The first lift passed Sydney comes from an Aboriginal kid in a van who is on his way to catch a good surf.  The back of his van is decorated with surfboards.  He says that sometimes he does surfboard repairs to make money.  We stop in a small coastal town for a couple stout beers.

He is one of the most down-to-earth people that I’ve ever met.  “My grandparents were Aboriginal, they met at a Christian commune during the ‘Stolen Generation’ period,” he tells me.  The period of the Stolen Generation was a tragic period in Australia’s history where thousands of Aboriginal kids were ripped from their families in the name of progress and religion.

We sip on our frothy beers.  “My mom and dad used to live in tents, my dad following the work of the Australian railroads when they were building it.”

This kid has the desire to travel in his blood.  His mother was a woman on the move even when he was in the womb.  Alongside us there is the sound of waves crashing against the shoreline as we hang out on the hilltop.

That night I make to the small town of Macksville.  Lifts come from a lady who kindly gives me replacement sunglasses for the ones I’ve lost, a strange intellectual type who is intent on quizzing me on the history of US president to which I miserably fail, and a couple environmental activists on their way to stop some oil fracking in inland Australia.

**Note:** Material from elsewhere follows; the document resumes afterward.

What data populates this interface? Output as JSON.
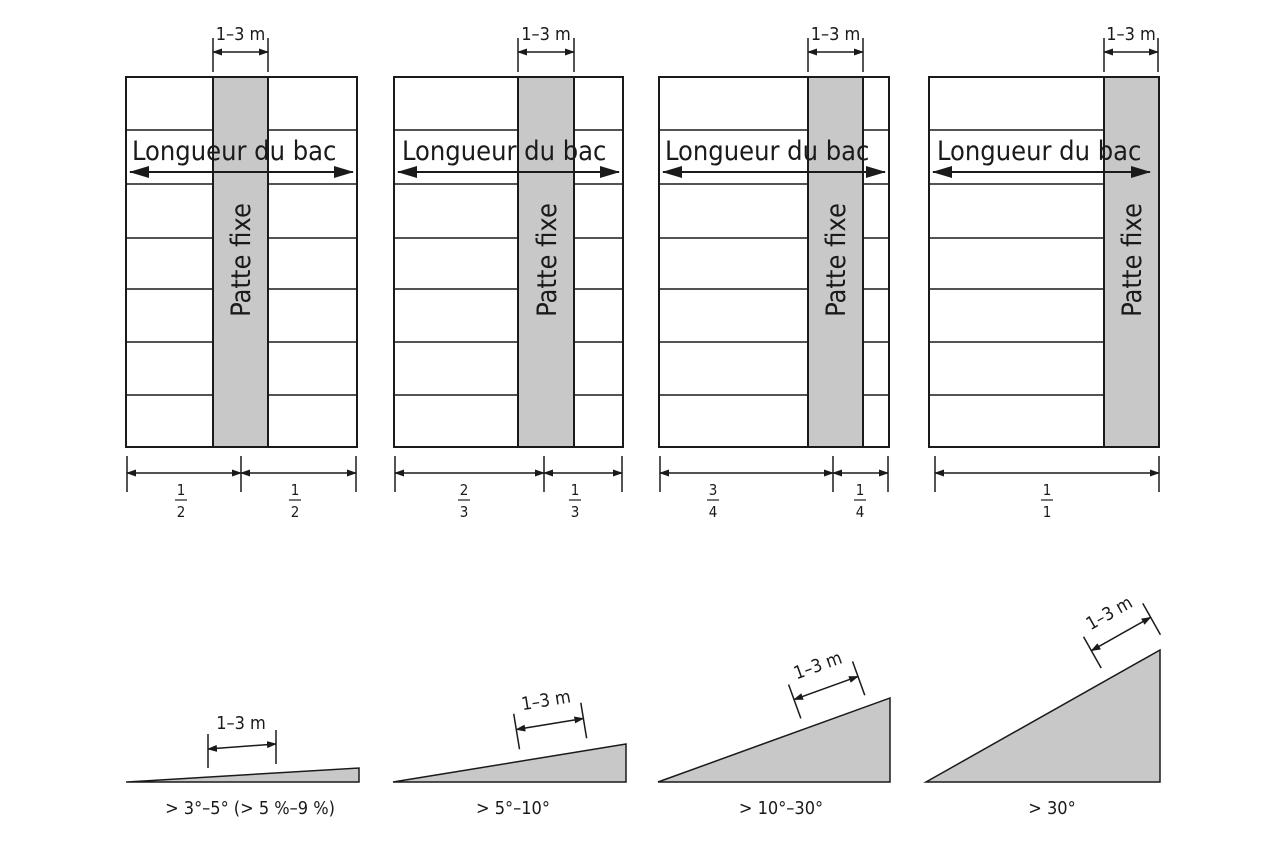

Almost everyone mentions the notorious backpack killer Ivan Milat, a crazed backpacker serial killer who murdered at least seven people in the 1990s and buried them in the Belanglo State Forest.  For the benefit of the citizens, he’s now serving a sentence of life in prison inside a tiny room with white padded walls.

Inside the activists’ van, somebody has written in The Trans Van in black marker on the upholstery of the ceiling.  They offer me raw salmon.  The activists take me a great distance north and tell me that there recently was an area that was sacred for the Aboriginals that the government paved over with a new highway.  “We always bypass it with the old highway,” she says.  “One time we accidentally drove over it when we got turned around and bad things ended up happening.”

It gets dark and we move through miles and miles of dense gum tree forests and farmland.  We listen to raw punk rock music and BBC radio.

In Macksville, I camp behind a grocery store witness two speeding comets as I sleep under the stars.